Blanton is 8-9 in 2012 with a 4.59 ERA and WHIP of 1.12, and has a championship pedigree, going 2-0 with a 1.21 WHIP in 10 postseason games; six of them were starts. Both wins came in the 2008 postseason, which saw the Phillies beat the Tampa Bay Rays in the World Series. Dodger manager Don Mattingly has a lot of appreciation for pitchers like Blanton, who don’t have a blazing fastball, yet know how to pitch.
“He isn’t a guy who knocks your eyes out with the radar gun, Mattingly said prior to Friday night’s game with the Chicago Cubs. “He’s more of an appreciation guy, like, `Hey, this guy’s in the strike zone, he doesn’t walk people, he doesn’t hurt himself, he just kind of makes you beat him.’ And that evolution comes with experience, where you trust your stuff, know how to attack guys you’re facing and know who you are as a pitcher.
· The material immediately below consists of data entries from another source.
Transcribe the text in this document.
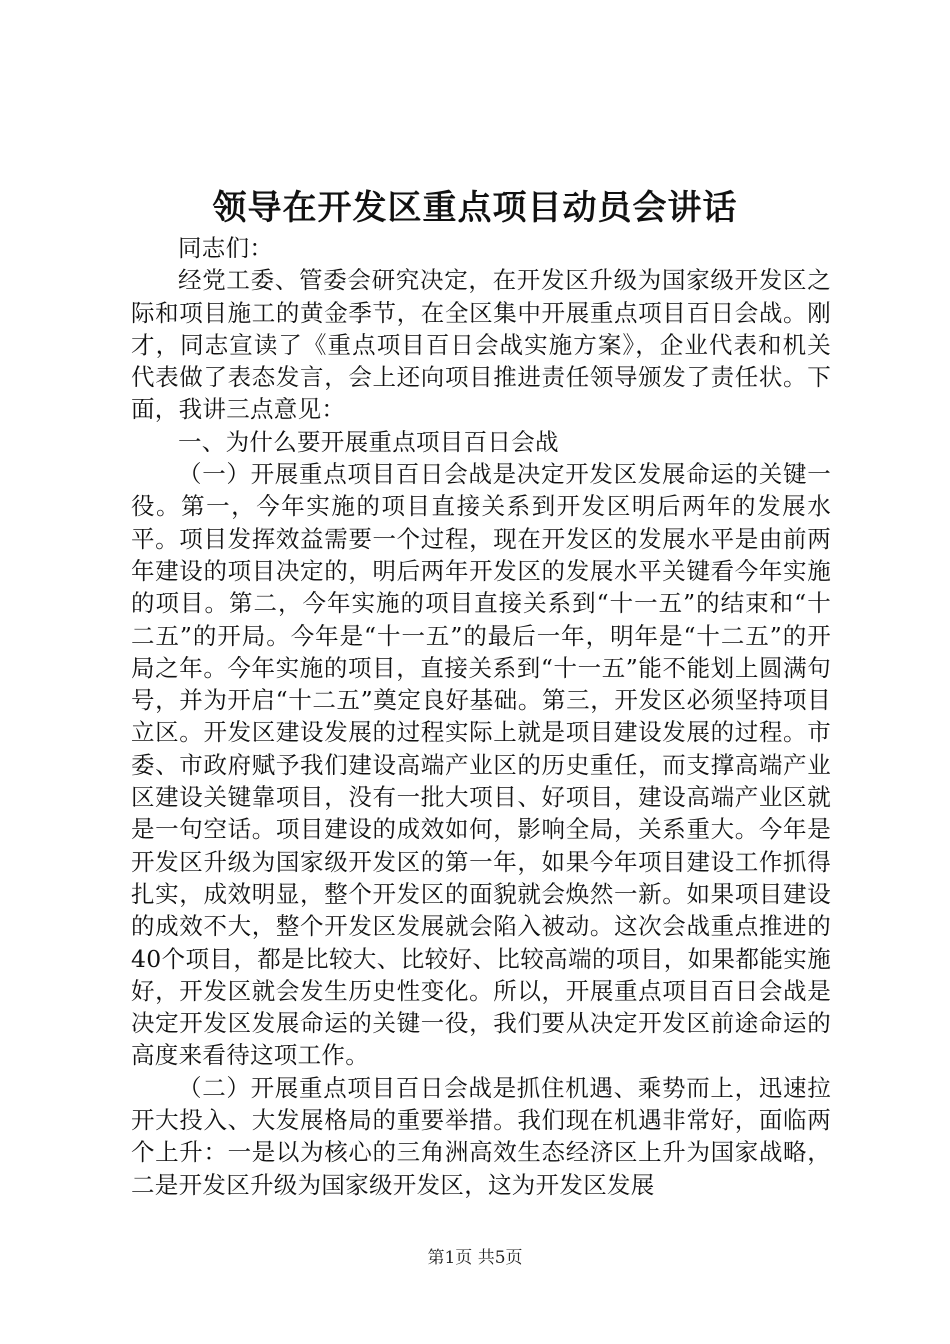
领导在开发区重点项目动员会讲话

同志们：

经党工委、管委会研究决定，在开发区升级为国家级开发区之际和项目施工的黄金季节，在全区集中开展重点项目百日会战。刚才，同志宣读了《重点项目百日会战实施方案》，企业代表和机关代表做了表态发言，会上还向项目推进责任领导颁发了责任状。下面，我讲三点意见：

一、为什么要开展重点项目百日会战

（一）开展重点项目百日会战是决定开发区发展命运的关键一役。第一，今年实施的项目直接关系到开发区明后两年的发展水平。项目发挥效益需要一个过程，现在开发区的发展水平是由前两年建设的项目决定的，明后两年开发区的发展水平关键看今年实施的项目。第二，今年实施的项目直接关系到“十一五”的结束和“十二五”的开局。今年是“十一五”的最后一年，明年是“十二五”的开局之年。今年实施的项目，直接关系到“十一五”能不能划上圆满句号，并为开启“十二五”奠定良好基础。第三，开发区必须坚持项目立区。开发区建设发展的过程实际上就是项目建设发展的过程。市委、市政府赋予我们建设高端产业区的历史重任，而支撑高端产业区建设关键靠项目，没有一批大项目、好项目，建设高端产业区就是一句空话。项目建设的成效如何，影响全局，关系重大。今年是开发区升级为国家级开发区的第一年，如果今年项目建设工作抓得扎实，成效明显，整个开发区的面貌就会焕然一新。如果项目建设的成效不大，整个开发区发展就会陷入被动。这次会战重点推进的40个项目，都是比较大、比较好、比较高端的项目，如果都能实施好，开发区就会发生历史性变化。所以，开展重点项目百日会战是决定开发区发展命运的关键一役，我们要从决定开发区前途命运的高度来看待这项工作。

（二）开展重点项目百日会战是抓住机遇、乘势而上，迅速拉开大投入、大发展格局的重要举措。我们现在机遇非常好，面临两个上升：一是以为核心的三角洲高效生态经济区上升为国家战略，二是开发区升级为国家级开发区，这为开发区发展

第1页 共5页
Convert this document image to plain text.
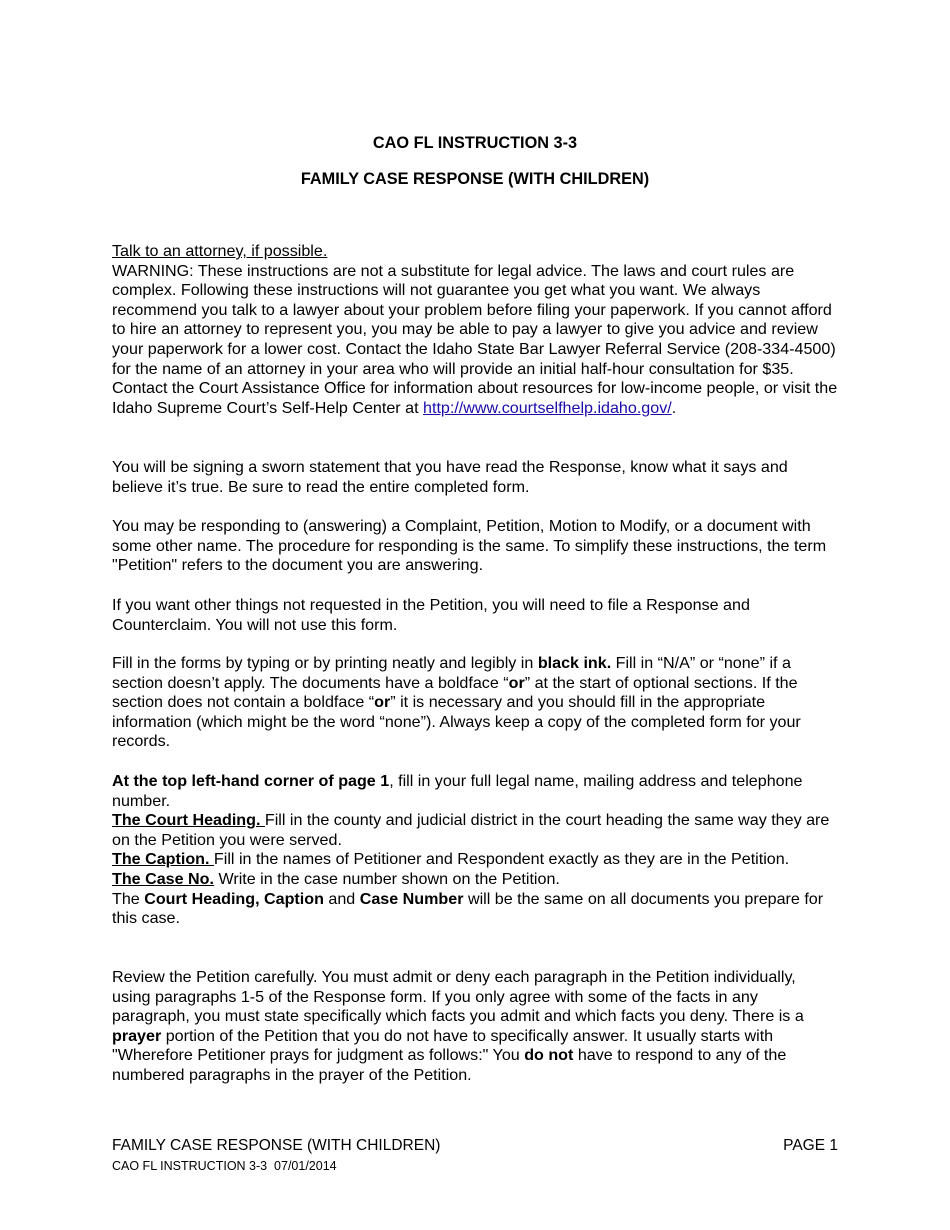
CAO FL INSTRUCTION 3-3
FAMILY CASE RESPONSE (WITH CHILDREN)

Talk to an attorney, if possible.
WARNING: These instructions are not a substitute for legal advice. The laws and court rules are complex. Following these instructions will not guarantee you get what you want. We always recommend you talk to a lawyer about your problem before filing your paperwork. If you cannot afford to hire an attorney to represent you, you may be able to pay a lawyer to give you advice and review your paperwork for a lower cost. Contact the Idaho State Bar Lawyer Referral Service (208-334-4500) for the name of an attorney in your area who will provide an initial half-hour consultation for $35. Contact the Court Assistance Office for information about resources for low-income people, or visit the Idaho Supreme Court’s Self-Help Center at http://www.courtselfhelp.idaho.gov/.

You will be signing a sworn statement that you have read the Response, know what it says and believe it’s true. Be sure to read the entire completed form.

You may be responding to (answering) a Complaint, Petition, Motion to Modify, or a document with some other name. The procedure for responding is the same. To simplify these instructions, the term "Petition" refers to the document you are answering.

If you want other things not requested in the Petition, you will need to file a Response and Counterclaim. You will not use this form.

Fill in the forms by typing or by printing neatly and legibly in black ink. Fill in “N/A” or “none” if a section doesn’t apply. The documents have a boldface “or” at the start of optional sections. If the section does not contain a boldface “or” it is necessary and you should fill in the appropriate information (which might be the word “none”). Always keep a copy of the completed form for your records.

At the top left-hand corner of page 1, fill in your full legal name, mailing address and telephone number.
The Court Heading. Fill in the county and judicial district in the court heading the same way they are on the Petition you were served.
The Caption. Fill in the names of Petitioner and Respondent exactly as they are in the Petition.
The Case No. Write in the case number shown on the Petition.
The Court Heading, Caption and Case Number will be the same on all documents you prepare for this case.

Review the Petition carefully. You must admit or deny each paragraph in the Petition individually, using paragraphs 1-5 of the Response form. If you only agree with some of the facts in any paragraph, you must state specifically which facts you admit and which facts you deny. There is a prayer portion of the Petition that you do not have to specifically answer. It usually starts with "Wherefore Petitioner prays for judgment as follows:" You do not have to respond to any of the numbered paragraphs in the prayer of the Petition.

FAMILY CASE RESPONSE (WITH CHILDREN)
CAO FL INSTRUCTION 3-3  07/01/2014
PAGE 1
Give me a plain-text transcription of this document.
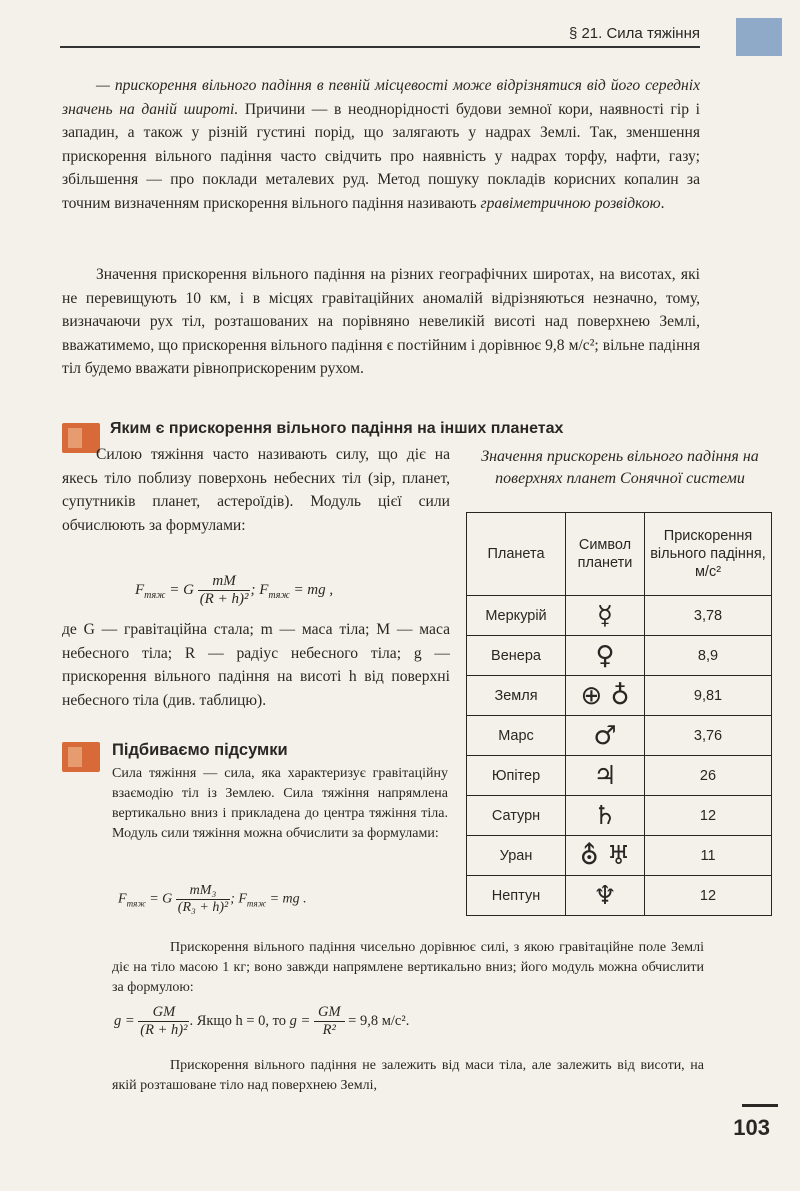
§ 21. Сила тяжіння
— прискорення вільного падіння в певній місцевості може відрізнятися від його середніх значень на даній широті. Причини — в неоднорідності будови земної кори, наявності гір і западин, а також у різній густині порід, що залягають у надрах Землі. Так, зменшення прискорення вільного падіння часто свідчить про наявність у надрах торфу, нафти, газу; збільшення — про поклади металевих руд. Метод пошуку покладів корисних копалин за точним визначенням прискорення вільного падіння називають гравіметричною розвідкою.
Значення прискорення вільного падіння на різних географічних широтах, на висотах, які не перевищують 10 км, і в місцях гравітаційних аномалій відрізняються незначно, тому, визначаючи рух тіл, розташованих на порівняно невеликій висоті над поверхнею Землі, вважатимемо, що прискорення вільного падіння є постійним і дорівнює 9,8 м/с²; вільне падіння тіл будемо вважати рівноприскореним рухом.
Яким є прискорення вільного падіння на інших планетах
Силою тяжіння часто називають силу, що діє на якесь тіло поблизу поверхонь небесних тіл (зір, планет, супутників планет, астероїдів). Модуль цієї сили обчислюють за формулами:
$F_{тяж} = G \frac{mM}{\text{(R + h)²}}$ ; $F_{тяж}$ = mg ,
де G — гравітаційна стала; m — маса тіла; M — маса небесного тіла; R — радіус небесного тіла; g — прискорення вільного падіння на висоті h від поверхні небесного тіла (див. таблицю).
Значення прискорень вільного падіння на поверхнях планет Сонячної системи
Планета	Символ планети	Прискорення вільного падіння, м/с²
Меркурій	☿	3,78
Венера	♀	8,9
Земля	⊕ ♁	9,81
Марс	♂	3,76
Юпітер	♃	26
Сатурн	♄	12
Уран	⛢ ♅	11
Нептун	♆	12
Підбиваємо підсумки
Сила тяжіння — сила, яка характеризує гравітаційну взаємодію тіл із Землею. Сила тяжіння напрямлена вертикально вниз і прикладена до центра тяжіння тіла. Модуль сили тяжіння можна обчислити за формулами:
$F_{тяж} = G \frac{\text{mM₃}}{\text{(R₃ + h)²}}$ ; $F_{тяж}$ = mg .
Прискорення вільного падіння чисельно дорівнює силі, з якою гравітаційне поле Землі діє на тіло масою 1 кг; воно завжди напрямлене вертикально вниз; його модуль можна обчислити за формулою:
$g = \frac{GM}{\text{(R + h)²}}$ . Якщо h = 0, то $g = \frac{GM}{\text{R²}} = 9,8$ м/с².
Прискорення вільного падіння не залежить від маси тіла, але залежить від висоти, на якій розташоване тіло над поверхнею Землі,
103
“He’s a strike-thrower for sure, a guy with experience pitching down the stretch. He’s pitched in a tough city like Philadelphia and (helped) pitch them to a World Series, so he gives us a quality guy.”
Mattingly said Blanton will arrive in Los Angeles Saturday, and matchups will dictate when Blanton makes his first Dodger appearance. He’s also a timely acquisition for the Dodgers, who reported that left-hander Ted Lilly was scratched from a rehab appearance when he had a setback with his inflamed left shoulder. With Lilly’s timetable for a major league return put on hold, Blanton becomes a very important Dodger before he even puts on a uniform.
“You want to keep getting better, and this is a move that makes us a little bit better because it gives our staff a little more depth,” Mattingly said. “He’s going to be a good addition for us.”